Michael Ranney
Professor of Education
Department of Psychology, Graduate School of Education
(510) 642-1551

Research Expertise and Interest

Problem solving, knowledge representation & reorganization, explanatory coherence & inference, conceptual change, societal implications, science instruction, global climate change psychology, numeracy in journalism, naïve/informal physics, computational models of cognition, perceptual-cognitive interactions, intelligent tutoring systems, understandings of biological evolution, Reasoning, qualitative & quantitative thinking


Michael Ranney's research explores the nature of explanation and understanding, in both formal and informal domains. His work is intended to foster the incorporation of challenging information (e.g., on global climate change). Regarding explanatory coherence, he, his students and his collaborators study and model the nature and utility of reasoning involving both supportive and contradictory relations. They also generate curricula, methods, and artificially intelligent software designed to improve rational thinking. Ranney's work on the representation and reorganization of scientific and societal knowledge exhibits the fragmentary nature of most lay people's knowledge--in arenas as diverse as physics, biology, abortion, and immigration.

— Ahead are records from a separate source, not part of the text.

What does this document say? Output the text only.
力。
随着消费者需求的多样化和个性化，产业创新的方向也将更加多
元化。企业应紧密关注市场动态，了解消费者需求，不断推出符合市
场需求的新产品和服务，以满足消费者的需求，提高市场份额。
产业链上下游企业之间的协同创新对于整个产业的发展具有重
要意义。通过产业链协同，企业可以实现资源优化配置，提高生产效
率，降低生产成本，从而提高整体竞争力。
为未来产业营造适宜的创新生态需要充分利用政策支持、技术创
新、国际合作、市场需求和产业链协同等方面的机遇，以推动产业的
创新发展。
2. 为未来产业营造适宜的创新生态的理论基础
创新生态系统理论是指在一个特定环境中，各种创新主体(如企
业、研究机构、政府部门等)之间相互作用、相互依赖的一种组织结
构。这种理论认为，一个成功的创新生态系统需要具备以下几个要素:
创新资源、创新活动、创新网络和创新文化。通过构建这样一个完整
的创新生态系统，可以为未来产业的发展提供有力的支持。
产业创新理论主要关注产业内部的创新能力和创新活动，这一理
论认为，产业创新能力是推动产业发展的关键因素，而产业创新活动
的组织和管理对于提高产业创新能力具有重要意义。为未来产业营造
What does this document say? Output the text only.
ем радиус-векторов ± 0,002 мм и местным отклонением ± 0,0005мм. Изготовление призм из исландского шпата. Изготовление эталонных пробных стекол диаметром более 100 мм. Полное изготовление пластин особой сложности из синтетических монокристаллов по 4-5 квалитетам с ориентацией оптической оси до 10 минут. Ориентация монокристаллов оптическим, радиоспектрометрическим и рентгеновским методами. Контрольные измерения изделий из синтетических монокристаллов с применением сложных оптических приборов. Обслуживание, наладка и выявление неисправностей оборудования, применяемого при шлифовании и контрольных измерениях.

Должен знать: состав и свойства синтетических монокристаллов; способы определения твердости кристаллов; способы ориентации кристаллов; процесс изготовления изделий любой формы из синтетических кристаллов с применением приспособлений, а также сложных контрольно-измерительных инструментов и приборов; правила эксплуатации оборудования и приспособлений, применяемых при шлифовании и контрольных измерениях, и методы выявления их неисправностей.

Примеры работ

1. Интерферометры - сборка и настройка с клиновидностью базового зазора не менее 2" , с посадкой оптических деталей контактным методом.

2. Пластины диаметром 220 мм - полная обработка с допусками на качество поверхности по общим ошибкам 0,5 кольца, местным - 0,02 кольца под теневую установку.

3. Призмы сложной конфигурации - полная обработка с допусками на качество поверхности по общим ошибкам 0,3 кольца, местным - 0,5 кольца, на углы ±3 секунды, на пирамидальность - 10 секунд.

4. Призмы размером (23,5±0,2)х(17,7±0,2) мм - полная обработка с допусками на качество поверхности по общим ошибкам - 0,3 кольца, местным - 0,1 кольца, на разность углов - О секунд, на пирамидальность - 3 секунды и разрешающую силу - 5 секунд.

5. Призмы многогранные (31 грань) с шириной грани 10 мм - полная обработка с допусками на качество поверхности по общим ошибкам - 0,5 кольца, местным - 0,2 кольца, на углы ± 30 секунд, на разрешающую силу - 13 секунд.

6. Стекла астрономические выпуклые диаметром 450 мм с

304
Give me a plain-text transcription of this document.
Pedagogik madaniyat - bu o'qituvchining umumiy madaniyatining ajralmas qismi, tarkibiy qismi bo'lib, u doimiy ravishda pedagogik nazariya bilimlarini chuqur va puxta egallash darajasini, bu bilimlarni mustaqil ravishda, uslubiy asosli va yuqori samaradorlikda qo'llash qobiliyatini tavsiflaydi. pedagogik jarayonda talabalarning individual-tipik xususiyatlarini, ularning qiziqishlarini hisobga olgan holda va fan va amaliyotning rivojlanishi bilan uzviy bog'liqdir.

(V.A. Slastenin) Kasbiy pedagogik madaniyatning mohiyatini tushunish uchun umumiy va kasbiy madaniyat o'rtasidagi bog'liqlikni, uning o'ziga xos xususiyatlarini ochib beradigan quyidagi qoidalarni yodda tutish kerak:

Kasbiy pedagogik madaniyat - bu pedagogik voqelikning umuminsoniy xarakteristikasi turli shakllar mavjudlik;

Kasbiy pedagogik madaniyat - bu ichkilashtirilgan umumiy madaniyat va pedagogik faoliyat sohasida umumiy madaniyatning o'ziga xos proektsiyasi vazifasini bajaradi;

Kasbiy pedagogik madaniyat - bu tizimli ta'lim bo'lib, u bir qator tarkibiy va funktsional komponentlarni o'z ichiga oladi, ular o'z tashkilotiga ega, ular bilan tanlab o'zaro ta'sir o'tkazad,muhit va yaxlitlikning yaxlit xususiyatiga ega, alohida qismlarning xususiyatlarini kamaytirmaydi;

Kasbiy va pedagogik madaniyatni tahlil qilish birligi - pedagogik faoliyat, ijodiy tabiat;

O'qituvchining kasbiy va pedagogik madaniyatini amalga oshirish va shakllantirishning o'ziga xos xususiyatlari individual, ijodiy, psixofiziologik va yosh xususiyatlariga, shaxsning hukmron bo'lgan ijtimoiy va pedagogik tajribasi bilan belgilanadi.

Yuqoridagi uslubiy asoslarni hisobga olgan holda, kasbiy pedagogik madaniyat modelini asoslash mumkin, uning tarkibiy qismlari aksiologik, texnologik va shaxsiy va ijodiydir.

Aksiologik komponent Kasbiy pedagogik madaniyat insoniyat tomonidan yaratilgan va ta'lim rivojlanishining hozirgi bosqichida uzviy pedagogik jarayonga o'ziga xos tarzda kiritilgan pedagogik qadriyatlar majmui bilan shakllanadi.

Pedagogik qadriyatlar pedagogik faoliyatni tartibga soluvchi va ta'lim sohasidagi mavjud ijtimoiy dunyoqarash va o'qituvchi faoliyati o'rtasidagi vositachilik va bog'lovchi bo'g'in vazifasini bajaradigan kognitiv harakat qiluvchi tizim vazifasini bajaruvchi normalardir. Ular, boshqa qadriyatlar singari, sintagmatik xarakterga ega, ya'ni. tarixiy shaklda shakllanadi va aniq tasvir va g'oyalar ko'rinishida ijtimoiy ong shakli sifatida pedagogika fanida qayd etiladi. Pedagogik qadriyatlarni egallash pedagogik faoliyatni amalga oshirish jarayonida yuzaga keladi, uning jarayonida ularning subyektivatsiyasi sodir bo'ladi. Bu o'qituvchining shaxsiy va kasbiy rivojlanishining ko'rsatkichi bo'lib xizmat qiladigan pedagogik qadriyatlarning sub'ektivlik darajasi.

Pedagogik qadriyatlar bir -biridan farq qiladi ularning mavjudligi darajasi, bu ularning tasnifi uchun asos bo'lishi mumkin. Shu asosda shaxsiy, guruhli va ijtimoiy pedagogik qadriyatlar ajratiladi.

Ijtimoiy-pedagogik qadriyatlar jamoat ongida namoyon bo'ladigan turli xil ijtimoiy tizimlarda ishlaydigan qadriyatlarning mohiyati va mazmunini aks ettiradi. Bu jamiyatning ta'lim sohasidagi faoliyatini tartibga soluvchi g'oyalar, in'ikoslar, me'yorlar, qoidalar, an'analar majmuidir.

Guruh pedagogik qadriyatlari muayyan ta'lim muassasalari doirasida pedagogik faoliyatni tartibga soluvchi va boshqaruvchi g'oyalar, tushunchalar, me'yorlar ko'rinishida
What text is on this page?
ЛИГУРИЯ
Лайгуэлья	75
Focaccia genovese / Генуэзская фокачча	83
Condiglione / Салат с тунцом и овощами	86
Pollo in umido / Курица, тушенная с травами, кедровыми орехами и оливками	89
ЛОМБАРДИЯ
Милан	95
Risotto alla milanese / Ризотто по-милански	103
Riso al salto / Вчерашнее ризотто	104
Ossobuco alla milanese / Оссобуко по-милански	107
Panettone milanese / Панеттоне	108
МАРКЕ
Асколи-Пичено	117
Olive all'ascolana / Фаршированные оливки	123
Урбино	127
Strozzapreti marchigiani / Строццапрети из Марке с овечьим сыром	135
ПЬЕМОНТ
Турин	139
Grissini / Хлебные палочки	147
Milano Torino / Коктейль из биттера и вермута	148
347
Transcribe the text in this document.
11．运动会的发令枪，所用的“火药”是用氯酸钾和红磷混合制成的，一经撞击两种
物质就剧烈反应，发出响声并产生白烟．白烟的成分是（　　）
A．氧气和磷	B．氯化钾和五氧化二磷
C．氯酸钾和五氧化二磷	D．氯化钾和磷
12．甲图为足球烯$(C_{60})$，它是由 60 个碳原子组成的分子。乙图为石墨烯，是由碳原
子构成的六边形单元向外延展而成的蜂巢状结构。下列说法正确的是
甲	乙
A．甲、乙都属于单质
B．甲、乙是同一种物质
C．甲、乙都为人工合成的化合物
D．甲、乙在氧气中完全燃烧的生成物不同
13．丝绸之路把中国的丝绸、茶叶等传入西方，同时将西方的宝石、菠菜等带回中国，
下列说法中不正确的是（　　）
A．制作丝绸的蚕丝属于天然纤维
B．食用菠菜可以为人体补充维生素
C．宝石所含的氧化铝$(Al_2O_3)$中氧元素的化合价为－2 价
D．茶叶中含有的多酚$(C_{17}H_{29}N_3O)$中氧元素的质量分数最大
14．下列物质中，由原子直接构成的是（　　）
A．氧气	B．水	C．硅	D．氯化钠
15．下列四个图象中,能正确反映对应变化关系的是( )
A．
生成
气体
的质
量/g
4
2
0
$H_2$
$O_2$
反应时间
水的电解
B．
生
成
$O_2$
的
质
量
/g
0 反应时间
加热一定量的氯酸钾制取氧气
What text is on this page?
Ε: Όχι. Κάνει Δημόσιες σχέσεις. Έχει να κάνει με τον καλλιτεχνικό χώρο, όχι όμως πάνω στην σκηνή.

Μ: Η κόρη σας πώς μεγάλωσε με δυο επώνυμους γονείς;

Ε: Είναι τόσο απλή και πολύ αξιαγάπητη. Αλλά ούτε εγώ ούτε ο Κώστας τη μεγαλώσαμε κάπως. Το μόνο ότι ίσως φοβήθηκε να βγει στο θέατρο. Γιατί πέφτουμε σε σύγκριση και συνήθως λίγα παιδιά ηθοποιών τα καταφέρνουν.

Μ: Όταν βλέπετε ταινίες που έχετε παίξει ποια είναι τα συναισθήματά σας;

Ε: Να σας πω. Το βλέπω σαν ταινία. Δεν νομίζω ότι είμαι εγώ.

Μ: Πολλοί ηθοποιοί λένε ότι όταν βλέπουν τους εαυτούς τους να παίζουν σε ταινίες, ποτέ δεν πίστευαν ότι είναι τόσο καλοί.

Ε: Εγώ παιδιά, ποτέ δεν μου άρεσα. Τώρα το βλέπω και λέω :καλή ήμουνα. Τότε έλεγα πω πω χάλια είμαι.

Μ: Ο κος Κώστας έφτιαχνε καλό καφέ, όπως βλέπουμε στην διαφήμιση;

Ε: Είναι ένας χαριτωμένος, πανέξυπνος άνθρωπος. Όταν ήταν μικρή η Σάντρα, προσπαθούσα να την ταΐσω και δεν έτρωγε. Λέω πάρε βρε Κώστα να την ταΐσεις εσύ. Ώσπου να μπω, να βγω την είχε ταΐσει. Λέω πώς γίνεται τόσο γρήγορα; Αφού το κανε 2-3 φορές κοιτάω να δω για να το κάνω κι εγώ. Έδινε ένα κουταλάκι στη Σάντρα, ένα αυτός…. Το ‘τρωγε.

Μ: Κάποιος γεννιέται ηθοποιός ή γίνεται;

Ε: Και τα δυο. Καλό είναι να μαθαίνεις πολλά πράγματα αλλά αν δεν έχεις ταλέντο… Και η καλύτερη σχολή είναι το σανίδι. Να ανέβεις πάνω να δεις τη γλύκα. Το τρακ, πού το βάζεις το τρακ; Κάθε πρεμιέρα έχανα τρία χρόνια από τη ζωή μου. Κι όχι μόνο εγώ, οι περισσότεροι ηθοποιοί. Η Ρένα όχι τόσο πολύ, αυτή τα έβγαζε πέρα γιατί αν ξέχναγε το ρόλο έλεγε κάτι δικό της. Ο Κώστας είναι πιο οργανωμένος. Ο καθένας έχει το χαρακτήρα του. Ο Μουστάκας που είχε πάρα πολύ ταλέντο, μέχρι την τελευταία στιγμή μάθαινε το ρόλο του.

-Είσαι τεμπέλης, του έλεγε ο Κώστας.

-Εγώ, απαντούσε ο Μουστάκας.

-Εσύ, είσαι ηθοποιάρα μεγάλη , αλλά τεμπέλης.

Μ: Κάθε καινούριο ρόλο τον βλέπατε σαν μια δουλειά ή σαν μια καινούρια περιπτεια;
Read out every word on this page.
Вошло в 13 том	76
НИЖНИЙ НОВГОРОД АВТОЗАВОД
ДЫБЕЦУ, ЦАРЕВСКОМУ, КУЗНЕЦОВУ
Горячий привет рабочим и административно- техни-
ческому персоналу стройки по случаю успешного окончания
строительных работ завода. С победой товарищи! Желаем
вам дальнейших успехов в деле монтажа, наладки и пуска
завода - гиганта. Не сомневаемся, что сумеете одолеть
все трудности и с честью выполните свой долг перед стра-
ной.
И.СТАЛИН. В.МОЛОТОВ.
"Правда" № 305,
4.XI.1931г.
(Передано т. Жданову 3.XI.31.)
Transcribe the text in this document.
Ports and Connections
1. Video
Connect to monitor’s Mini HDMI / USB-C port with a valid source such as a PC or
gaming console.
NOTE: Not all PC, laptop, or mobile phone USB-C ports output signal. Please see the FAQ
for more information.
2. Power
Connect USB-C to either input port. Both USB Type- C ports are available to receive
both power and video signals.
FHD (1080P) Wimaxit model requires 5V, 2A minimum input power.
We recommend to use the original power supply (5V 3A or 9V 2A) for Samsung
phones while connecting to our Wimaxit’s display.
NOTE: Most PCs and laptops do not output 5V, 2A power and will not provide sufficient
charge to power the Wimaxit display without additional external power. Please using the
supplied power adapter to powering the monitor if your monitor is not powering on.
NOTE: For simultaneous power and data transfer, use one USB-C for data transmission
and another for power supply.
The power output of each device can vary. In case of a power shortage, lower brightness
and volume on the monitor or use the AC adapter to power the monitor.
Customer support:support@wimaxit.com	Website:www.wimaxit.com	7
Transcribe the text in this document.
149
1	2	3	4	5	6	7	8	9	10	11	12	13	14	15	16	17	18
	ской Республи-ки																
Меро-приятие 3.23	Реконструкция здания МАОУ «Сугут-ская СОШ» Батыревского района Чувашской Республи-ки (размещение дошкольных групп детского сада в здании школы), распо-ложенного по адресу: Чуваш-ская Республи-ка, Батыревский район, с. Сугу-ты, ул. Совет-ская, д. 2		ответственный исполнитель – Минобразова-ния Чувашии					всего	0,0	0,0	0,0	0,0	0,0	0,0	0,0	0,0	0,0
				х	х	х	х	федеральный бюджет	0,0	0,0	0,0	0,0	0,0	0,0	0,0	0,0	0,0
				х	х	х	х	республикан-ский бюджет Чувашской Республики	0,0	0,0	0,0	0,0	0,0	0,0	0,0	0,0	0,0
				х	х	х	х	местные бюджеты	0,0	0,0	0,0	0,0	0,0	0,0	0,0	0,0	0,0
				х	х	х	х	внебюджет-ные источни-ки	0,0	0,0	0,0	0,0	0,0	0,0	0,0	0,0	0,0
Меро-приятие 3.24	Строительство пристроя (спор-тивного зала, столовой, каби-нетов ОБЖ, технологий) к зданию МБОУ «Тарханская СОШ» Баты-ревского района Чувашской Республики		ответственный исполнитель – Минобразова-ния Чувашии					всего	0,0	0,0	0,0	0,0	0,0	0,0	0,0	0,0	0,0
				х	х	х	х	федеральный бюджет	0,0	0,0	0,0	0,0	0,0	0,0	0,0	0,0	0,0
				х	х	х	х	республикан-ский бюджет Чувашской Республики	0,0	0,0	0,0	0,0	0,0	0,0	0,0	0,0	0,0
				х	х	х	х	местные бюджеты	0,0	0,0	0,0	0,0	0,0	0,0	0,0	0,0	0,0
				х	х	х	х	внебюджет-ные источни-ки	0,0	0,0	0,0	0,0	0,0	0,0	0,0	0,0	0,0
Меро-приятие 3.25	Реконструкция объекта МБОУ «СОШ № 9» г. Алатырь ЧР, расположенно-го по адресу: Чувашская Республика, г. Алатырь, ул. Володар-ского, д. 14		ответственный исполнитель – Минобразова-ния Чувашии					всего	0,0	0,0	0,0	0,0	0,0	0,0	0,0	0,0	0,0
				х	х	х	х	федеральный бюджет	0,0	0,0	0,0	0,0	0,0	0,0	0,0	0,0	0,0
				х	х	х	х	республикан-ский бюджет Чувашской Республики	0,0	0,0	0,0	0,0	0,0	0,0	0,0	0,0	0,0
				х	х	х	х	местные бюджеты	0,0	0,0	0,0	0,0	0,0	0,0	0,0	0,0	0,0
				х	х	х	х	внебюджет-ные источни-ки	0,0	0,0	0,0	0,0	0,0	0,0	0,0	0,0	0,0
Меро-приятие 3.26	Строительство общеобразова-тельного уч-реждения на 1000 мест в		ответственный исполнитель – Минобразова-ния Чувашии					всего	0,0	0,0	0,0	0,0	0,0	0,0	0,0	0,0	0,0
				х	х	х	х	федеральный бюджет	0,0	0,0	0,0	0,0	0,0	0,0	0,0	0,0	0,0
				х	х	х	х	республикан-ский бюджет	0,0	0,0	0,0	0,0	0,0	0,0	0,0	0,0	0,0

His latest projects study reasoning and policy-making involving socially important rates and statistics. He was a Spencer Fellow of the National Academy of Education and the Spencer Foundation, and he was a University of California Regents' Junior Faculty Fellow. Currently he is head of the Reasoning Research Group, chair of SESAME (the Graduate Group in Science and Mathematics Education), a member of IPSR (the Institute of Personality and Social Research) and is a member of the interdisciplinary Cognitive Science faculty (e.g., ICBS).